Changes in gene expression and protein phosphorylation in murine cells, transformed or abortively infected with wild type and mutant simian virus 40.

The mechanism of SV40-induced cellular transformation was investigated by two-dimensional gel analysis of 35S- and 32P-labeled proteins of various cells. These included rat and mouse cells, either transformed or abortively infected by SV40 wild type, small t deletion mutants, and a large T temperature-sensitive mutant. Synthesis, turnover, or (de)phosphorylation of multiple protein spots was found to be reproducibly and quantitatively influenced by the transformed and/or infected status. Several of these alterations were attributable to the biological activity of either large T or small t antigen.
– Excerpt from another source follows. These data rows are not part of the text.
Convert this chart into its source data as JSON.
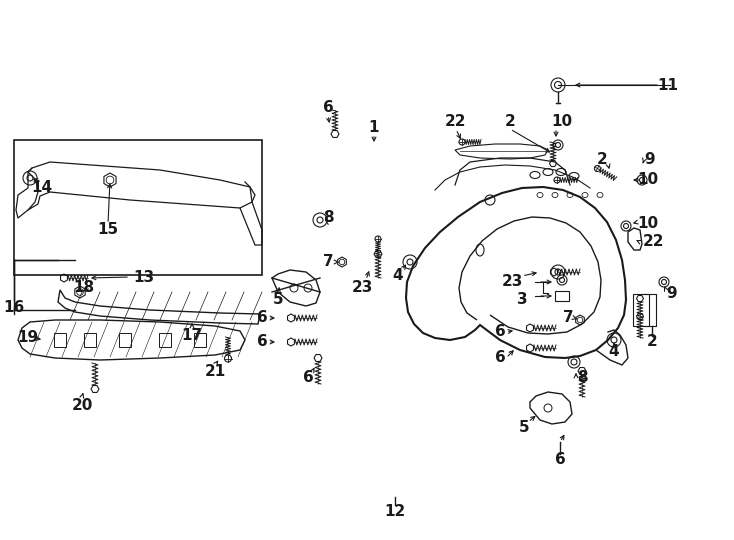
{
  "bg_color": "#ffffff",
  "line_color": "#1a1a1a",
  "fig_width": 7.34,
  "fig_height": 5.4,
  "dpi": 100,
  "label_fontsize": 11
}
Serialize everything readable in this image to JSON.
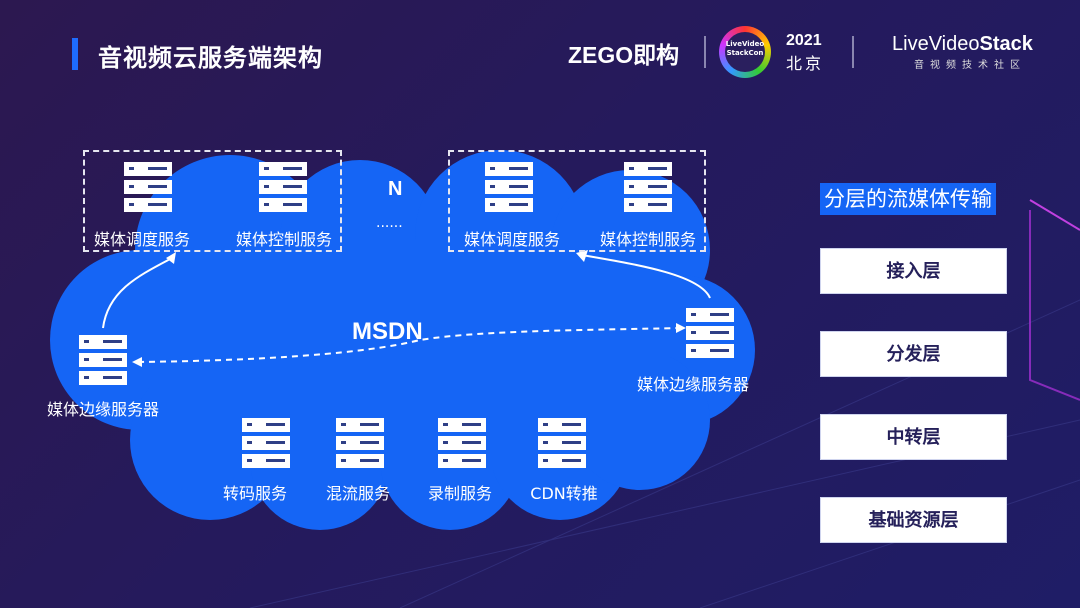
{
  "title": "音视频云服务端架构",
  "header": {
    "zego": "ZEGO即构",
    "conf_badge": "LiveVideo StackCon",
    "year": "2021",
    "city": "北京",
    "lvs_light": "LiveVideo",
    "lvs_bold": "Stack",
    "lvs_sub": "音视频技术社区"
  },
  "colors": {
    "cloud": "#1565f5",
    "accent": "#1e6cff",
    "background": "#251a5c"
  },
  "diagram": {
    "group_left": [
      "媒体调度服务",
      "媒体控制服务"
    ],
    "group_right": [
      "媒体调度服务",
      "媒体控制服务"
    ],
    "n_label": "N",
    "ellipsis": "......",
    "network": "MSDN",
    "edge_left": "媒体边缘服务器",
    "edge_right": "媒体边缘服务器",
    "bottom": [
      "转码服务",
      "混流服务",
      "录制服务",
      "CDN转推"
    ]
  },
  "layers": {
    "title": "分层的流媒体传输",
    "items": [
      "接入层",
      "分发层",
      "中转层",
      "基础资源层"
    ]
  }
}
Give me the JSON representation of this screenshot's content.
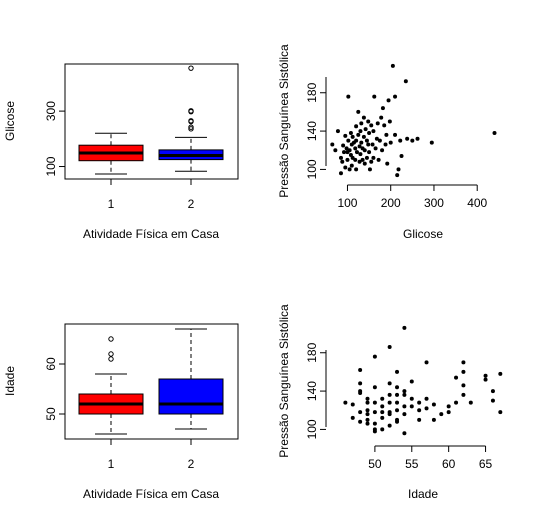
{
  "chart_data": [
    {
      "type": "box",
      "title": "",
      "xlabel": "Atividade Física em Casa",
      "ylabel": "Glicose",
      "categories": [
        "1",
        "2"
      ],
      "ylim": [
        55,
        470
      ],
      "yticks": [
        100,
        300
      ],
      "ytick_labels": [
        "100",
        "300"
      ],
      "boxes": [
        {
          "category": "1",
          "color": "#ff0000",
          "whisker_low": 73,
          "q1": 121,
          "median": 149,
          "q3": 177,
          "whisker_high": 220,
          "outliers": []
        },
        {
          "category": "2",
          "color": "#0000ff",
          "whisker_low": 83,
          "q1": 125,
          "median": 140,
          "q3": 160,
          "whisker_high": 205,
          "outliers": [
            236,
            242,
            262,
            265,
            298,
            301,
            455
          ]
        }
      ]
    },
    {
      "type": "scatter",
      "title": "",
      "xlabel": "Glicose",
      "ylabel": "Pressão Sanguínea Sistólica",
      "xlim": [
        55,
        455
      ],
      "ylim": [
        90,
        210
      ],
      "xticks": [
        100,
        200,
        300,
        400
      ],
      "xtick_labels": [
        "100",
        "200",
        "300",
        "400"
      ],
      "yticks": [
        100,
        140,
        180
      ],
      "ytick_labels": [
        "100",
        "140",
        "180"
      ],
      "points": [
        [
          65,
          126
        ],
        [
          72,
          120
        ],
        [
          78,
          140
        ],
        [
          85,
          112
        ],
        [
          85,
          96
        ],
        [
          88,
          108
        ],
        [
          90,
          125
        ],
        [
          92,
          118
        ],
        [
          95,
          135
        ],
        [
          95,
          102
        ],
        [
          98,
          122
        ],
        [
          100,
          118
        ],
        [
          100,
          110
        ],
        [
          102,
          130
        ],
        [
          102,
          176
        ],
        [
          105,
          100
        ],
        [
          105,
          120
        ],
        [
          108,
          115
        ],
        [
          108,
          138
        ],
        [
          110,
          126
        ],
        [
          110,
          104
        ],
        [
          112,
          112
        ],
        [
          112,
          134
        ],
        [
          115,
          128
        ],
        [
          118,
          110
        ],
        [
          118,
          122
        ],
        [
          120,
          130
        ],
        [
          120,
          145
        ],
        [
          120,
          100
        ],
        [
          122,
          118
        ],
        [
          125,
          160
        ],
        [
          125,
          136
        ],
        [
          128,
          124
        ],
        [
          128,
          108
        ],
        [
          130,
          140
        ],
        [
          130,
          116
        ],
        [
          132,
          128
        ],
        [
          132,
          148
        ],
        [
          135,
          110
        ],
        [
          135,
          122
        ],
        [
          138,
          154
        ],
        [
          138,
          134
        ],
        [
          140,
          120
        ],
        [
          140,
          106
        ],
        [
          142,
          142
        ],
        [
          145,
          112
        ],
        [
          145,
          130
        ],
        [
          148,
          150
        ],
        [
          148,
          126
        ],
        [
          150,
          138
        ],
        [
          150,
          118
        ],
        [
          152,
          100
        ],
        [
          155,
          108
        ],
        [
          155,
          146
        ],
        [
          158,
          126
        ],
        [
          160,
          140
        ],
        [
          160,
          112
        ],
        [
          162,
          176
        ],
        [
          165,
          122
        ],
        [
          168,
          132
        ],
        [
          170,
          148
        ],
        [
          172,
          110
        ],
        [
          175,
          130
        ],
        [
          178,
          154
        ],
        [
          180,
          120
        ],
        [
          182,
          164
        ],
        [
          185,
          146
        ],
        [
          188,
          126
        ],
        [
          190,
          136
        ],
        [
          192,
          106
        ],
        [
          195,
          172
        ],
        [
          198,
          150
        ],
        [
          200,
          128
        ],
        [
          205,
          208
        ],
        [
          210,
          136
        ],
        [
          210,
          176
        ],
        [
          215,
          94
        ],
        [
          218,
          100
        ],
        [
          222,
          130
        ],
        [
          225,
          114
        ],
        [
          235,
          192
        ],
        [
          238,
          132
        ],
        [
          250,
          130
        ],
        [
          262,
          132
        ],
        [
          295,
          128
        ],
        [
          440,
          138
        ]
      ]
    },
    {
      "type": "box",
      "title": "",
      "xlabel": "Atividade Física em Casa",
      "ylabel": "Idade",
      "categories": [
        "1",
        "2"
      ],
      "ylim": [
        45,
        68
      ],
      "yticks": [
        50,
        60
      ],
      "ytick_labels": [
        "50",
        "60"
      ],
      "boxes": [
        {
          "category": "1",
          "color": "#ff0000",
          "whisker_low": 46,
          "q1": 50,
          "median": 52,
          "q3": 54,
          "whisker_high": 58,
          "outliers": [
            61,
            62,
            65
          ]
        },
        {
          "category": "2",
          "color": "#0000ff",
          "whisker_low": 47,
          "q1": 50,
          "median": 52,
          "q3": 57,
          "whisker_high": 67,
          "outliers": []
        }
      ]
    },
    {
      "type": "scatter",
      "title": "",
      "xlabel": "Idade",
      "ylabel": "Pressão Sanguínea Sistólica",
      "xlim": [
        45,
        67.5
      ],
      "ylim": [
        90,
        210
      ],
      "xticks": [
        50,
        55,
        60,
        65
      ],
      "xtick_labels": [
        "50",
        "55",
        "60",
        "65"
      ],
      "yticks": [
        100,
        140,
        180
      ],
      "ytick_labels": [
        "100",
        "140",
        "180"
      ],
      "points": [
        [
          46,
          128
        ],
        [
          47,
          126
        ],
        [
          47,
          112
        ],
        [
          48,
          108
        ],
        [
          48,
          138
        ],
        [
          48,
          162
        ],
        [
          48,
          148
        ],
        [
          48,
          118
        ],
        [
          48,
          140
        ],
        [
          49,
          116
        ],
        [
          49,
          120
        ],
        [
          49,
          128
        ],
        [
          49,
          132
        ],
        [
          49,
          110
        ],
        [
          49,
          106
        ],
        [
          50,
          100
        ],
        [
          50,
          98
        ],
        [
          50,
          106
        ],
        [
          50,
          118
        ],
        [
          50,
          128
        ],
        [
          50,
          144
        ],
        [
          50,
          176
        ],
        [
          51,
          112
        ],
        [
          51,
          124
        ],
        [
          51,
          132
        ],
        [
          51,
          118
        ],
        [
          51,
          100
        ],
        [
          52,
          104
        ],
        [
          52,
          116
        ],
        [
          52,
          128
        ],
        [
          52,
          136
        ],
        [
          52,
          148
        ],
        [
          52,
          186
        ],
        [
          52,
          118
        ],
        [
          53,
          108
        ],
        [
          53,
          120
        ],
        [
          53,
          128
        ],
        [
          53,
          136
        ],
        [
          53,
          110
        ],
        [
          53,
          144
        ],
        [
          53,
          160
        ],
        [
          54,
          96
        ],
        [
          54,
          116
        ],
        [
          54,
          124
        ],
        [
          54,
          136
        ],
        [
          54,
          206
        ],
        [
          54,
          140
        ],
        [
          55,
          124
        ],
        [
          55,
          132
        ],
        [
          55,
          150
        ],
        [
          56,
          110
        ],
        [
          56,
          128
        ],
        [
          56,
          120
        ],
        [
          57,
          122
        ],
        [
          57,
          132
        ],
        [
          57,
          170
        ],
        [
          58,
          110
        ],
        [
          58,
          126
        ],
        [
          59,
          116
        ],
        [
          60,
          118
        ],
        [
          60,
          124
        ],
        [
          61,
          128
        ],
        [
          61,
          154
        ],
        [
          62,
          136
        ],
        [
          62,
          146
        ],
        [
          62,
          160
        ],
        [
          62,
          170
        ],
        [
          63,
          128
        ],
        [
          65,
          152
        ],
        [
          65,
          156
        ],
        [
          66,
          130
        ],
        [
          66,
          140
        ],
        [
          67,
          118
        ],
        [
          67,
          158
        ]
      ]
    }
  ]
}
Most changes in 35S-labeled proteins corresponded to a decreased intensity of the gel spots in transformed cells, while hyperphosphorylated proteins were more common than hypophosphorylated ones. About half of the polypeptide alterations in 35S-and 32P-labeled SV40-transformed rat cells, including a set of 35S-labeled small t-dependent changes were shared by Rous sarcoma virus-transformed cells. In contrast, small t-dependent (de)phosphorylation was rarely detected. Phosphoamino acid analysis of selected phosphoprotein spots of rat cells and alkaline hydrolysis of whole two-dimensional gels did not reveal any evidence for increased tyrosine-specific phosphorylation after SV40-induced transformation. Abortively infected mouse cells showed many protein alterations, also observed in stably transformed cells. However, the latter cells contained additional changes, also affecting several phosphoproteins and possibly related to the establishment of transformation. These findings are discussed in relation to the biological functions, known or presumed, for SV40 large T and small t antigens during transformation.